C’è una luce timida che si accende in una mangiatoia situata in una campagna sperduta, lontano dal fasto di Gerusalemme, dal rumore trionfante dei palazzi del potere, dall’esteriorità del Tempio e dei suoi sacerdoti: Dio nasce ai margini, ai confini del mondo, dove tutto sembra perduto. Nella notte oscura e nella piccolezza fragile di un Bambino, Dio nasce.
Forse è per questo che il Natale del Signore ci attrae e ci affascina. Perché un bambino ci riconsegna alla nostra fragilità, alla pochezza che, a volte, stringiamo tra le mani, al desiderio di semplicità che ci pervade il cuore, alla speranza che non è tutto finito e che sempre possiamo ricominciare.
Natale, in fondo, è questo: Dio che viene e si fa vicino, perché anche nel cuore della notte, nella più sperduta delle esistenze, laddove tutto sembra senza vita, un nuovo inizio è possibile. Una nuova aurora può sbocciare. Un nuovo cammino può ricominciare. Perché Dio è con noi e non ci lascia soli.
Nasce Gesù. Laddove i percorsi della nostra vita sono talvolta faticosi;
- laddove nostri giorni sembrano tutti uguali e manca un sussulto di entusiasmo; l
- laddove ci manca la spinta interiore che ci fa battere davvero il cuore e procediamo stanchi e passivi nelle mille attività da portare avanti;
- laddove ci sentiamo respinti, giudicati, umiliati o semplicemente non riconosciuti e non amati come desideriamo;
- laddove cerchiamo anche noi un posto dove far nascere e brillare noi stessi e a volte ci scoraggiamo sotto i colpi della sfiducia;
- laddove ci impegniamo con il poco che abbiamo ma con la costanza di ogni giorno e sembra che i risultati tardino a venire e che nel mondo non cambi nulla e continuino a sbocciare le ingiustizie e il dolore di sempre;
- laddove vediamo lentamente consumarsi le riserve di speranza che tanto sono necessarie al cuore dell’uomo e alla società per non perdere di vista la meta e perseguire il sogno di una vita più umana e più bella;
proprio lì, e in altri tanti luoghi della nostra esistenza e della storia del mondo, ancora una volta nasce Gesù.
A dirci che possiamo ancora tramutare ogni lutto in festa. Che possiamo nuovamente alzare il capo e provare a cambiare. Che possiamo ricominciare sempre, perché non siamo mai più da soli: Egli è il Dio con noi, l’abbraccio di amore che ci sorregge, la luce che rischiara il cammino.

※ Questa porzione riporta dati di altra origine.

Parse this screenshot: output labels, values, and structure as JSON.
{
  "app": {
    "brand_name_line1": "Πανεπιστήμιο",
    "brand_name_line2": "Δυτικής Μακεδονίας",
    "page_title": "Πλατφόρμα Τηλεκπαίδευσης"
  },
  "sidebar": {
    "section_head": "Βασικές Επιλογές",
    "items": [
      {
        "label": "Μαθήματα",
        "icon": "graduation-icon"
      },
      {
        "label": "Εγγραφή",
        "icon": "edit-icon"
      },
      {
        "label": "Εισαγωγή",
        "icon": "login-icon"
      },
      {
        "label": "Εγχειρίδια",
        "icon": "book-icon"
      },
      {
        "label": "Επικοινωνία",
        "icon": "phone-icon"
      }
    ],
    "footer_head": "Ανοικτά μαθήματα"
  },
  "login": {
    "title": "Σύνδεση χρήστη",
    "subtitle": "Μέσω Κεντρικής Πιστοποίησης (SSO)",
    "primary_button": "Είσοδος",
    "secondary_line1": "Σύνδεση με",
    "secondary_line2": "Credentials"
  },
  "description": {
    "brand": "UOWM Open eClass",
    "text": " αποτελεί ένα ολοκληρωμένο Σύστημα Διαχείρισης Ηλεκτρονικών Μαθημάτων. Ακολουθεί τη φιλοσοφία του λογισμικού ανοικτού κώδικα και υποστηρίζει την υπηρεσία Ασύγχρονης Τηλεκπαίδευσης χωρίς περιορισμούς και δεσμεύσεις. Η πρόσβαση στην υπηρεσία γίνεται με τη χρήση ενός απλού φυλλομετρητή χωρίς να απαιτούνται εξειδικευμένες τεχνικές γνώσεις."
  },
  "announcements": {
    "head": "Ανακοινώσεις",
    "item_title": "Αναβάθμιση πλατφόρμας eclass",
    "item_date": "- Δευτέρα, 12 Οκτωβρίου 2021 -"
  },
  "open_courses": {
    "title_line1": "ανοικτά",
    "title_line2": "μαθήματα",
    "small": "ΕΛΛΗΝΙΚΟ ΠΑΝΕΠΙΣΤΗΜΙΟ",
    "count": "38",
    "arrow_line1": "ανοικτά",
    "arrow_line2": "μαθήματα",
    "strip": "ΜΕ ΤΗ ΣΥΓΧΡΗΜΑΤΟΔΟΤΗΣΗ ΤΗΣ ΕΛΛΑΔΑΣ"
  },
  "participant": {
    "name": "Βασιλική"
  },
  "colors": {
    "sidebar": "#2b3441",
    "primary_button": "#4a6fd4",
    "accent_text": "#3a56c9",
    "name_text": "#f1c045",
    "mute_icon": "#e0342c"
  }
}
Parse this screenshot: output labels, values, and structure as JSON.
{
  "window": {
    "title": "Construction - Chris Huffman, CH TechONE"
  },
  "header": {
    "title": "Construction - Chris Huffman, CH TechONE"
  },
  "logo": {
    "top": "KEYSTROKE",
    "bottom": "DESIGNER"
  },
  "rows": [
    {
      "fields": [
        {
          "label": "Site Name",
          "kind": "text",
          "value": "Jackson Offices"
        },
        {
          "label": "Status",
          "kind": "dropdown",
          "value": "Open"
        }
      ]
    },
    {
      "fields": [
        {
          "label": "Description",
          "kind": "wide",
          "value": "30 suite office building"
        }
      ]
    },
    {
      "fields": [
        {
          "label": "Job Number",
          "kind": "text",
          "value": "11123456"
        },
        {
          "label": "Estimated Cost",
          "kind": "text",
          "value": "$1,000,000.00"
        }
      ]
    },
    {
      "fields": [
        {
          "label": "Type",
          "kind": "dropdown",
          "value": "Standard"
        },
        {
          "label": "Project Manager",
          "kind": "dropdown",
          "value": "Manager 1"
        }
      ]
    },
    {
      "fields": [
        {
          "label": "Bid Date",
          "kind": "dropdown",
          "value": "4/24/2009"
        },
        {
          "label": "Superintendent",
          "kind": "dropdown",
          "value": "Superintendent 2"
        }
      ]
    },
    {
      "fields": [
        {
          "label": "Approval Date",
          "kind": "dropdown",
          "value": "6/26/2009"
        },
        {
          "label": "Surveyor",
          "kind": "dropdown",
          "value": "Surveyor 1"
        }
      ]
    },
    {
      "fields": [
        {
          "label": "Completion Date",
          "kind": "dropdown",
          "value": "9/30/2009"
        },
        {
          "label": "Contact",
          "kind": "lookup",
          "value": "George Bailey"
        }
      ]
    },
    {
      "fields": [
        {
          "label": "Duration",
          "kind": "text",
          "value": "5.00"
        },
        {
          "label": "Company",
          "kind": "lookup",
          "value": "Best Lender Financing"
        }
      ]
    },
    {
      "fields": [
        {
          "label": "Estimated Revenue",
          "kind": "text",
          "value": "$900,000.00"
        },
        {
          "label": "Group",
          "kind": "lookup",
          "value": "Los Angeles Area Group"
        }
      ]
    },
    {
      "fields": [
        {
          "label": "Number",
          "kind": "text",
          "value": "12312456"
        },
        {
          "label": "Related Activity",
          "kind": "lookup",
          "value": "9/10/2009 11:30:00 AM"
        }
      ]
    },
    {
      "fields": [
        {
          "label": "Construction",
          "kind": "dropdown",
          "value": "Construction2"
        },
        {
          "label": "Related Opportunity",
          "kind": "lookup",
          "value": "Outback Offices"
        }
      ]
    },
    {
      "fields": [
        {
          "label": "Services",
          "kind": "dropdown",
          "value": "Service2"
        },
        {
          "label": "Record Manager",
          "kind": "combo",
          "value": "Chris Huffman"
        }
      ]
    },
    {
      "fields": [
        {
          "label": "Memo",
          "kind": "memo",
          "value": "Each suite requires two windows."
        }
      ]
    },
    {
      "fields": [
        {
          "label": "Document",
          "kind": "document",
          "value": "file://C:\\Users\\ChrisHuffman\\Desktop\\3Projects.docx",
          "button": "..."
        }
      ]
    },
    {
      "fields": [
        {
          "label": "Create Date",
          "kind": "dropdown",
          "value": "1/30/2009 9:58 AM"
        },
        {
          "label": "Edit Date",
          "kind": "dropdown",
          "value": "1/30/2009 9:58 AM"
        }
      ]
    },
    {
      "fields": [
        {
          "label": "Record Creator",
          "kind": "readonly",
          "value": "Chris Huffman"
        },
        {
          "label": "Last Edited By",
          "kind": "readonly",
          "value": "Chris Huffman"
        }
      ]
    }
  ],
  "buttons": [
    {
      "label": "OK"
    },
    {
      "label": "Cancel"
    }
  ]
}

In quella notte la giovane Maria diede alla luce Gesù, «lo avvolse in fasce e lo depose nella mangiatoia». Non ci sono parole, ci sono solo gesti di cura e di attenzione per il Bambino che è nato.
Anche noi possiamo festeggiare così: avvolgiamo in fasce il Dio che viene, prendiamocene cura, esercitiamo l’arte della tenerezza; non riduciamolo al bambino di cartapesta dei nostri presepi dimenticandoci dei bambini di carne che spesso muoiono di fame sotto le bombe degli adulti (Primo Mazzolari); non deponiamolo nelle teorie, nei riti senza anima, nelle devozioni senza carne, nelle tradizioni senza vita. Accogliamolo nella Parola di vita che Egli ci rivolge. Incontriamolo nella preghiera. Avvolgiamolo in fasce, prendendoci cura di coloro che incontriamo sul cammino, specialmente dei più poveri.
E allora spunterà una nuova alba anche dalla notte oscura. E scopriremo che davvero è possibile ricominciare, ricostruire la speranza, edificare un mondo nuovo.